The Pokémon Go game has hit civilization with a tsunami of success. Children and adults, pasty and weak from lack of exposure to the sun are now out and about, chasing pocket monsters on their smartphones. Humans, skittish as they are, are raising flags that the platform might be used for nefarious purposes. I have looked into this, and wanted to pass along some thoughts as an IT Security professional, with 20+ years of real world experience.
I will state up front: I am 100% certain that there is nobody, anywhere in the world, thinking “Wow, I saw that person playing pokémon, therefore I will hack her.” Nobody. Anywhere. That is such an utterly unrealistic fear that I will not justify it further.
But maybe you don’t like what you see? Perhaps you should take some time to compare that with other commonly used applications that don’t really generate any paranoia in the media, such as Facebook, Google, and iTunes.
Here are some additional facts you should know:
- Through Pokémon, other players cannot ascertain your location (or if they can, I can’t figure out how, and have seen no evidence that such knowledge can be had).
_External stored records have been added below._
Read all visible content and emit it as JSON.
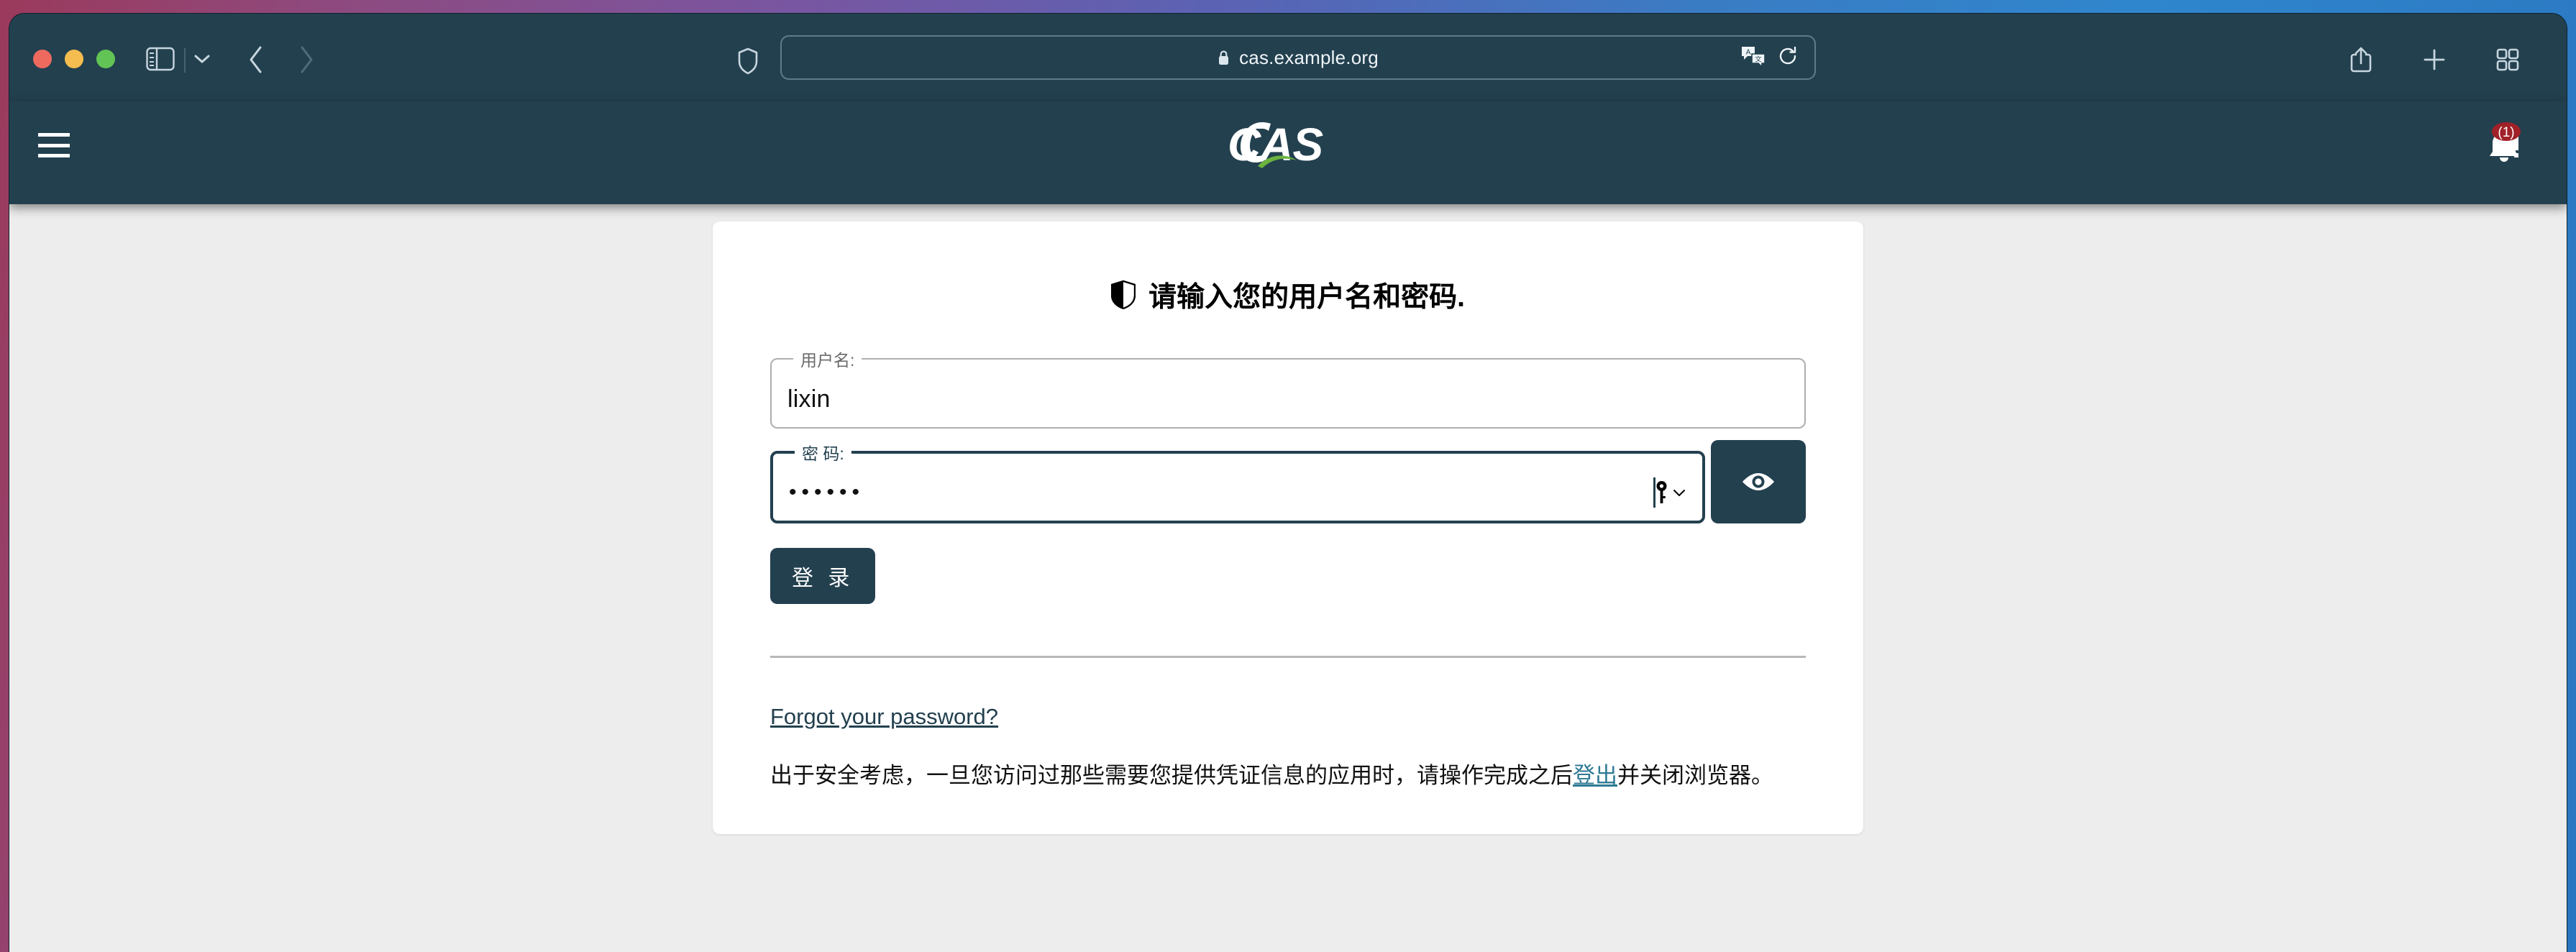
{
  "browser": {
    "url": "cas.example.org",
    "lock_icon": "lock-icon",
    "traffic_lights": [
      "close",
      "minimize",
      "zoom"
    ],
    "sidebar_icon": "sidebar-toggle-icon",
    "chevron_icon": "chevron-down-icon",
    "back_icon": "back-arrow-icon",
    "forward_icon": "forward-arrow-icon",
    "shield_icon": "privacy-shield-icon",
    "translate_icon": "translate-icon",
    "reload_icon": "reload-icon",
    "share_icon": "share-icon",
    "new_tab_icon": "plus-icon",
    "tab_overview_icon": "tab-overview-icon",
    "colors": {
      "chrome": "#23404f",
      "chrome_text": "#c7d6de"
    }
  },
  "site_header": {
    "menu_icon": "hamburger-menu-icon",
    "logo_text": "CAS",
    "logo_accent_color": "#6cb33f",
    "bell_icon": "notification-bell-icon",
    "bell_badge": "(1)",
    "bell_badge_color": "#a02128",
    "background": "#23404f"
  },
  "login": {
    "title": "请输入您的用户名和密码.",
    "title_icon": "shield-icon",
    "username": {
      "label": "用户名:",
      "value": "lixin",
      "placeholder": ""
    },
    "password": {
      "label": "密 码:",
      "value": "••••••",
      "placeholder": "",
      "autofill_icon": "key-icon",
      "autofill_chevron": "chevron-down-icon",
      "reveal_icon": "eye-icon"
    },
    "submit_label": "登 录",
    "forgot_link": "Forgot your password?",
    "notice_before": "出于安全考虑，一旦您访问过那些需要您提供凭证信息的应用时，请操作完成之后",
    "notice_link": "登出",
    "notice_after": "并关闭浏览器。",
    "accent_color": "#23404f",
    "link_color": "#2f7a94"
  }
}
In fact, the only plausible risk to person and property that I can see would be scumbags hanging around pokégyms or popular pokéstops to rob/molest visitors. This latter could be a risk to unaccompanied small children, or people obliviously staring into their screen and not paying attention to their surroundings. Nevertheless, this is a real risk that people need to manage it.
- The Niantic game “Ingress” used the same map, same locations, and same general format, and the world didn’t end. There is nothing magical or special about the Pokémon map.
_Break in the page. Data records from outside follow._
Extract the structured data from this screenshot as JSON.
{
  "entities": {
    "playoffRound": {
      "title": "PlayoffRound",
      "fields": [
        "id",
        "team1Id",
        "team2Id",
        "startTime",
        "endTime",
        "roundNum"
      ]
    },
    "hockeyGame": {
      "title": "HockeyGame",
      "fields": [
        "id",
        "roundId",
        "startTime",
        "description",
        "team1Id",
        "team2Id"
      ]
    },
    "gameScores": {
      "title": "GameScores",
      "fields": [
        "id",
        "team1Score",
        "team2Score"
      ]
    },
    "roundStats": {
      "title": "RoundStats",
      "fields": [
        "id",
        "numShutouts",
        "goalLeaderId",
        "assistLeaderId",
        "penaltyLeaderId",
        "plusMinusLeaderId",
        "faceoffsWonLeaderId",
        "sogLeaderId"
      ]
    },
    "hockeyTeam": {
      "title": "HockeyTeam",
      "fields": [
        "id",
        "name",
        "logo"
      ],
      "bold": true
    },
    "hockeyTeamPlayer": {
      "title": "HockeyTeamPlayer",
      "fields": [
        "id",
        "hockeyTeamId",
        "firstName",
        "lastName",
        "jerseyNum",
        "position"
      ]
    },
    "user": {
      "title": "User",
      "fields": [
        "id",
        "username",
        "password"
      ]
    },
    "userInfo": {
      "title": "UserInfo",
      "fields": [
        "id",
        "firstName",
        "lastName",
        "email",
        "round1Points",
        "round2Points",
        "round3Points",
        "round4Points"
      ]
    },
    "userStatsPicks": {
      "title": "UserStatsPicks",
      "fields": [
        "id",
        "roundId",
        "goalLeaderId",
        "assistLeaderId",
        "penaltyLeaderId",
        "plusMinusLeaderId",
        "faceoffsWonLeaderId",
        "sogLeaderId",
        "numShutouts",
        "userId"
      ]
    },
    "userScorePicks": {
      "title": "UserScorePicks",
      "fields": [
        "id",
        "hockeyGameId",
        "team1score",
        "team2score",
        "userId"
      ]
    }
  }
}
- The game does not use the camera to feed information anywhere. Players don’t even have to give it access to the camera, and using the camera is completely optional for every single fight. In fact, using the camera makes the game a bit harder, so many people don’t bother.
- The game neither forces, nor requires, nor exerts any coercion upon anyone to trespass at all, let alone in sensitive areas. People who are trespassing are doing so because they’re stupid and rude. People wandering onto subway tracks and into traffic are just stupid. I have been unable to accurately measure the radius from which you can engage a Pokémon, but it is no less than 20 metres.
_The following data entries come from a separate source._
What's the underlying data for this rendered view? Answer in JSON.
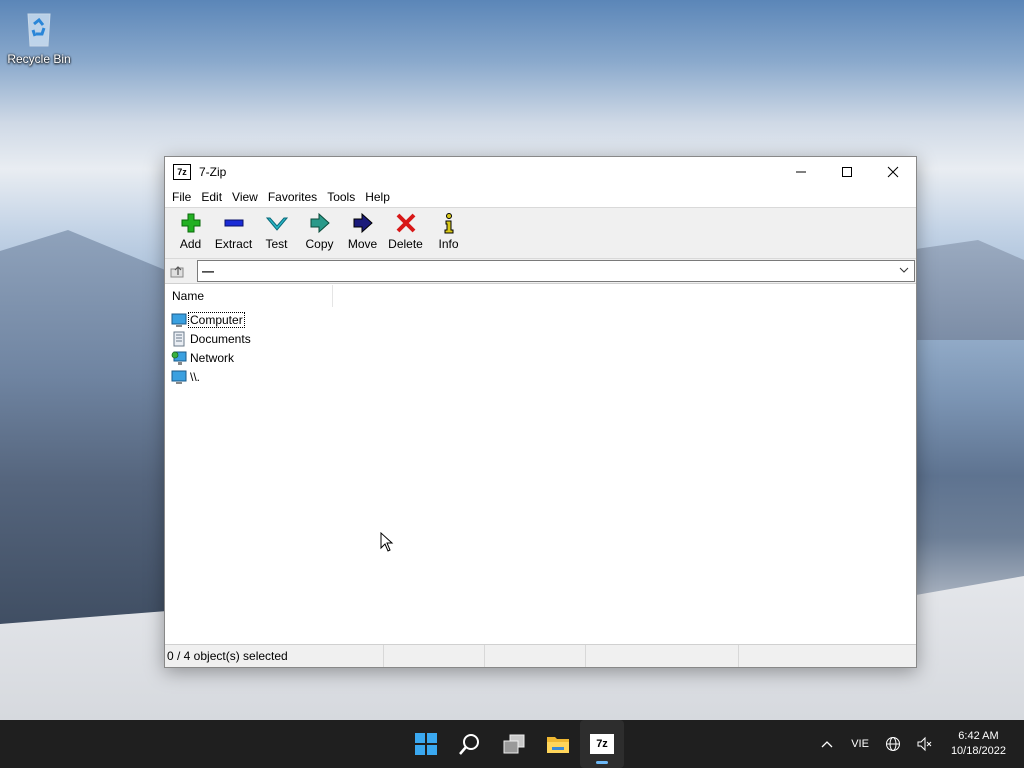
{
  "desktop": {
    "recycle_bin_label": "Recycle Bin"
  },
  "window": {
    "app_icon_text": "7z",
    "title": "7-Zip",
    "menu": [
      "File",
      "Edit",
      "View",
      "Favorites",
      "Tools",
      "Help"
    ],
    "toolbar": [
      {
        "label": "Add",
        "icon": "add-icon",
        "color": "#22b022"
      },
      {
        "label": "Extract",
        "icon": "extract-icon",
        "color": "#1a2bd6"
      },
      {
        "label": "Test",
        "icon": "test-icon",
        "color": "#2ab8c8"
      },
      {
        "label": "Copy",
        "icon": "copy-icon",
        "color": "#2a9a8a"
      },
      {
        "label": "Move",
        "icon": "move-icon",
        "color": "#1a1a7a"
      },
      {
        "label": "Delete",
        "icon": "delete-icon",
        "color": "#d81818"
      },
      {
        "label": "Info",
        "icon": "info-icon",
        "color": "#d8c818"
      }
    ],
    "address": {
      "value": "—"
    },
    "list": {
      "column_name": "Name",
      "items": [
        {
          "name": "Computer",
          "icon": "computer-icon"
        },
        {
          "name": "Documents",
          "icon": "documents-icon"
        },
        {
          "name": "Network",
          "icon": "network-icon"
        },
        {
          "name": "\\\\.",
          "icon": "computer-icon"
        }
      ]
    },
    "status": {
      "selection": "0 / 4 object(s) selected"
    }
  },
  "taskbar": {
    "sevenzip_icon_text": "7z",
    "language": "VIE",
    "time": "6:42 AM",
    "date": "10/18/2022"
  }
}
- The game doesn’t gather any more position data than does Tom Tom, Google Maps (on which Pokémon Go! is based), Waze, Apple Maps, FourSquare, or any number of applications that have existed for many years. Have you ever wondered how Tom Tom or Google puzzle out the shortest route or where traffic is heavy? That’s created from reported position info. The Facebook app reports about as much info to its masters as well. In short, if you have a smart phone, you crossed this privacy bridge pretty much the moment you used it for anything that wasn’t actually a phone call, which leads to…
- This isn’t the first game to do this on smartphones. It’s just the most popular in recent times.
And then there is this ridiculous meme circulating around the internet:
The “foreign company” is Japanese. Ask yourself: is it plausible that Japan is thinking embarking on a campaign of world domination through Pokémon? If you think that is plausible, then have you considered what the “foreign company” that makes iPhones, or any Android phone might be up to? That’s right… everyone’s smart phone is made by a foreign company, so is the computer you’re reading this on if you’re not on a phone. A major percentage of the people who wrote all the software you’re using are foreigners too. Damn foreigners!
That meme is one of those things that does a lot of damage to goodwill toward security people. It is manifestly untrue, and intended to incite fear, uncertainty, and doubt into people who can’t be bothered to look things up.